Security Is Not Just IT
Security is not just a computer issue. Security is a business issue. Businesses need to see security as an essential part of their organization. This idea is important, because any breach at any location throughout the organization can result in severe damage to the company as a whole, as well as the IT infrastructure.
Security is a complete system with defenses, deterrents, and detection components for IT as well as the facility and its personnel. Without a complete, company-wide application of security, it will be ineffective. Just as only applying sunscreen to one arm will not protect the whole body, all of your bases should be covered when it comes to security.
In attempting to save money by only protecting the computers and the network, the result will not only be inadequate protections, it will also be wasted time and effort as well. Without a complete solution addressing each threat, a company remains at risk.

Security Cost Is Not Just Purchase Price
The purchase price of a new security component is not the only factor that should be addressed when evaluating security costs. In fact, often the purchase or licensing fee of a product is small in comparison to other costs of maintaining security over time. You should take into consideration the expense of training administrators to install, configure, manage, maintain, and troubleshoot a product over its lifetime. And as an administrator spends time on one product or system, they are not spending time on another. This is a form of opportunity cost that must be evaluated.
Next, workers will need to be trained on using the product, or at least working within the confines the security product places on them. This will result in some form of reduced or lost productivity in most situations, plus, whenever the security product interferes with their work due to a failure, mis-configuration, etc., the downtime must be estimated and the help desk and tech support costs should be considered.
Additionally, security products may require supporting hardware or software, require regular maintenance, updates, upgrades, consume electricity and storage space, computation cycles, and use memory. As these resources are consumed or used by the security solutions, they are not available for use by the productivity solutions.

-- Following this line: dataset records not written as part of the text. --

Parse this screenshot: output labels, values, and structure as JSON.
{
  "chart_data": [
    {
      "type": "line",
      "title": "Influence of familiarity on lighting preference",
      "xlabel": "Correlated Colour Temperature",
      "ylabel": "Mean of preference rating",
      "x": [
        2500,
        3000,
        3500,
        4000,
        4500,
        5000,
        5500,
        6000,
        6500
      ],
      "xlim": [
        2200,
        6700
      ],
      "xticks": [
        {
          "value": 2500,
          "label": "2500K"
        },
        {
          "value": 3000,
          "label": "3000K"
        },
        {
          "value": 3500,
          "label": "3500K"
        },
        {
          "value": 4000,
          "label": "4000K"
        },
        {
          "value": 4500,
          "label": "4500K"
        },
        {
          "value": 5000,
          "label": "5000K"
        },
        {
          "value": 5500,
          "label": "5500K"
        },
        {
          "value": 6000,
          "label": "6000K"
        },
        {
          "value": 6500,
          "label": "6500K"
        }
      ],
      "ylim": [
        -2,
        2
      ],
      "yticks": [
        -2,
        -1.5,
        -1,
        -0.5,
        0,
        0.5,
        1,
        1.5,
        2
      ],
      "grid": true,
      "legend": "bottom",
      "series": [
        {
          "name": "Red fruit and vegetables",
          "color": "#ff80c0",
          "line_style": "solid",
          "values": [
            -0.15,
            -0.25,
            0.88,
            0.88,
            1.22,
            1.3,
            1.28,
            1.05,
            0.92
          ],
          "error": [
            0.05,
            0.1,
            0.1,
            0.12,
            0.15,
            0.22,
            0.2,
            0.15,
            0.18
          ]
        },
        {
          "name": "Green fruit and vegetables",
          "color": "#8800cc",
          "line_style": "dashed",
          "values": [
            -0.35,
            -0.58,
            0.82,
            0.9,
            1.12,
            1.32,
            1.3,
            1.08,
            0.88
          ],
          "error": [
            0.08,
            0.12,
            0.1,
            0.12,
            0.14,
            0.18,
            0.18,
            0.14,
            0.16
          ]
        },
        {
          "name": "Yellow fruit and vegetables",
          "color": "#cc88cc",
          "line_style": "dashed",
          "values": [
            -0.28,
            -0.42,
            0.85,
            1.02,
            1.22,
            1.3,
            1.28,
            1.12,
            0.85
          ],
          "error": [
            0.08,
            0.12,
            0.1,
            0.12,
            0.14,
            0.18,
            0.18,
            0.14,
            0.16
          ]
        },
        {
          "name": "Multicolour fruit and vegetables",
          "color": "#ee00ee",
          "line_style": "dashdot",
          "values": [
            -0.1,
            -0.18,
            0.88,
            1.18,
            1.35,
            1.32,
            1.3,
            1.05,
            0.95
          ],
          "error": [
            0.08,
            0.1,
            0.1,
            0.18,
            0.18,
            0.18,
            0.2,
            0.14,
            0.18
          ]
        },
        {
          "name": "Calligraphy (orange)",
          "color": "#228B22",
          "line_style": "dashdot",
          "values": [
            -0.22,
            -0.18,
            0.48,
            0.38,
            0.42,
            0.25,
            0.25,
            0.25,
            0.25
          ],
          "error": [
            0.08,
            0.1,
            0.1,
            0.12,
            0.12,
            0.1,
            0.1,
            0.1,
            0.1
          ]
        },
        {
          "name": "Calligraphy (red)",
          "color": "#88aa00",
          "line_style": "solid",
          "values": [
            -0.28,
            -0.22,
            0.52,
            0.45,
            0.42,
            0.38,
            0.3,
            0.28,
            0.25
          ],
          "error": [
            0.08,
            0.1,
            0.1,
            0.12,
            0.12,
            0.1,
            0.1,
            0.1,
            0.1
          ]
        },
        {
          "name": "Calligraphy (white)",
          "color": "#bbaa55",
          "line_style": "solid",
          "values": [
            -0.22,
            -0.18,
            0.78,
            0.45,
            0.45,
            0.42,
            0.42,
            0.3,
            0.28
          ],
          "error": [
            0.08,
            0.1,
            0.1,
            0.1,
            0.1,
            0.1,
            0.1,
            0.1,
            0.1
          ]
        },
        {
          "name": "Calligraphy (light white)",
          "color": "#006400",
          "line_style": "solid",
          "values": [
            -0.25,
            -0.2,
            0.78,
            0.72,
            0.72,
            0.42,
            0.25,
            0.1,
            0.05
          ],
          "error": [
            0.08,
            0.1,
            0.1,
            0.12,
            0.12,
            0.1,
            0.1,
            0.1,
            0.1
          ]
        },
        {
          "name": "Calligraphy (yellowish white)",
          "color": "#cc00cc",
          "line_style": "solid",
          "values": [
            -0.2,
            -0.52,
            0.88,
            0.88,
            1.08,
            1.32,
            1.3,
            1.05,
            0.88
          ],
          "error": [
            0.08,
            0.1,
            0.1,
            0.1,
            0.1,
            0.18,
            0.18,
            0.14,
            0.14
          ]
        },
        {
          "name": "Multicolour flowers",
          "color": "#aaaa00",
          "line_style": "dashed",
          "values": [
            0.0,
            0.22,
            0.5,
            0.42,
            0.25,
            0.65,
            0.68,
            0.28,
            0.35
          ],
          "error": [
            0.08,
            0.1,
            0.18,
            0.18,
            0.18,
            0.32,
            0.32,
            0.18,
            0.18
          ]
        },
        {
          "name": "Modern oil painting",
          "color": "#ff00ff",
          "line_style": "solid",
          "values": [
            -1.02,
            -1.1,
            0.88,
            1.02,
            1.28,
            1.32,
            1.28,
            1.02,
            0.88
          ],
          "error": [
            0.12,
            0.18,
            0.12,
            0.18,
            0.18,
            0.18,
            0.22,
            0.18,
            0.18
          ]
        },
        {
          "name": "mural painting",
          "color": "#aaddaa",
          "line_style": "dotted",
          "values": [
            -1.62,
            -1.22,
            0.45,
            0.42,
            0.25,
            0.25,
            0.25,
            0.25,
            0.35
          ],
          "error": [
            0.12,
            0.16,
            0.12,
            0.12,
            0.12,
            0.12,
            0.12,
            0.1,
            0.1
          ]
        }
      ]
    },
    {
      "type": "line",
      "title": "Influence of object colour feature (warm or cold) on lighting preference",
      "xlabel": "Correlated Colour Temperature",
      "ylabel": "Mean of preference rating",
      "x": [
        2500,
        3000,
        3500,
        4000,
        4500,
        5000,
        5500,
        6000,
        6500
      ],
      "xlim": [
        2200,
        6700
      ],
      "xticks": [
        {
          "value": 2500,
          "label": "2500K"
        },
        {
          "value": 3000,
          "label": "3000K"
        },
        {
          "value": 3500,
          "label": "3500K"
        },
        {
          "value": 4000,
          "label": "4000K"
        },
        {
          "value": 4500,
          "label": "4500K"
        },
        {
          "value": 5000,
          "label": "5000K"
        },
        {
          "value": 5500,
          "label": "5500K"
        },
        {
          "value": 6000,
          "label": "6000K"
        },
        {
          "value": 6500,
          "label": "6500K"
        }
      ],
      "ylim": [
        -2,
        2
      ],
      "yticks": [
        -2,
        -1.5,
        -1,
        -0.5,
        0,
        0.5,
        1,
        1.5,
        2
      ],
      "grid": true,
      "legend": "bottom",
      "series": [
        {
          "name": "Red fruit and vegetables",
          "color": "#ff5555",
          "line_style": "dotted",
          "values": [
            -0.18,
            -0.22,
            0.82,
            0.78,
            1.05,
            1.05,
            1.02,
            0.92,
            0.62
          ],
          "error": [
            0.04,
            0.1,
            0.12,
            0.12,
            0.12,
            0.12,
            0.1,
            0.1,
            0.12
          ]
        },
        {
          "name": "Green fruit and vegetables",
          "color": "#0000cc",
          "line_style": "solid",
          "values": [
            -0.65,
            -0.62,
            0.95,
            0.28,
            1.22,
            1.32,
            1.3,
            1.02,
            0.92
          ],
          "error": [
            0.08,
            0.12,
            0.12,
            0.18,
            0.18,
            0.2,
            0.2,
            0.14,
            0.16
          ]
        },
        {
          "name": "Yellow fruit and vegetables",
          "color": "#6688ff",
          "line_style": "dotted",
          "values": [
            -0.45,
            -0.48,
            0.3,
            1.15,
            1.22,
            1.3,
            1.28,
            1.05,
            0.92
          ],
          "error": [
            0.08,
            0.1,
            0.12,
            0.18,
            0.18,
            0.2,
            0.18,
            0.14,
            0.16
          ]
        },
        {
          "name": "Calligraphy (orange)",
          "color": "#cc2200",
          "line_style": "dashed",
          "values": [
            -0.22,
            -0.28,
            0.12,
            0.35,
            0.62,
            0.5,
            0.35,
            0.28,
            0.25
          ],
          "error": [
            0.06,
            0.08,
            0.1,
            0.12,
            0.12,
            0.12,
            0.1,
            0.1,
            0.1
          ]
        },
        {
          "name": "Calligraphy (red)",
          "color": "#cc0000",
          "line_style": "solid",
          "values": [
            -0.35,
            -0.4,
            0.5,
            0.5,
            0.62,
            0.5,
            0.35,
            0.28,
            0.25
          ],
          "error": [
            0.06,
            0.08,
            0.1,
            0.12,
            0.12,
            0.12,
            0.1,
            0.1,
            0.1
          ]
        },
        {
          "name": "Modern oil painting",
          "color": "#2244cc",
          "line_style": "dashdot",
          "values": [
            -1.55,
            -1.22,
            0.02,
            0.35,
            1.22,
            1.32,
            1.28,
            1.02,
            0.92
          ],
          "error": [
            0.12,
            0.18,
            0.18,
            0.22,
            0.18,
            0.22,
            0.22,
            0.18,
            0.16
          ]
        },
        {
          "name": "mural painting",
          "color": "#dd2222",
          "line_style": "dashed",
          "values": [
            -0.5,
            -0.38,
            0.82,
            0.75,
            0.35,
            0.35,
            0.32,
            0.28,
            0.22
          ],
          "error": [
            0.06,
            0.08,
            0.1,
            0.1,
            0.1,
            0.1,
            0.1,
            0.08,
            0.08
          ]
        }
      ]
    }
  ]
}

These are just some of the costs of security that are often overlooked or at least not fully evaluated. Thus, proper long term, true cost of deployment evaluations are needed to select the most effective but least life-costly security product. This is likely one of the best ways to save money on security – i.e., don’t spend more in the long-run by purchasing a solution that gets in the way of production.


Improve Security While Reducing Costs with Training
Yet another way to stretch your IT and security budget is to spend it wisely on training. By improving the knowledge and skill base of your existing staff, you directly improve your organization’s internal ability to handle its own security issues. As you train existing staff, they can move up the position hierarchy – vacating lower job positions to be filled by new, fresh employees eager to learn. When your own employees, from administrators to managers, to help desk, to individual workers, are more knowledgeable about their assigned work tasks, computers and networking in general, and in regards to IT security, your organization directly benefits. Those benefits include being able to re-use existing equipment more efficiently, properly tune and manage the environment, prevent external consulting or technical support, reduce the need for more staff, etc.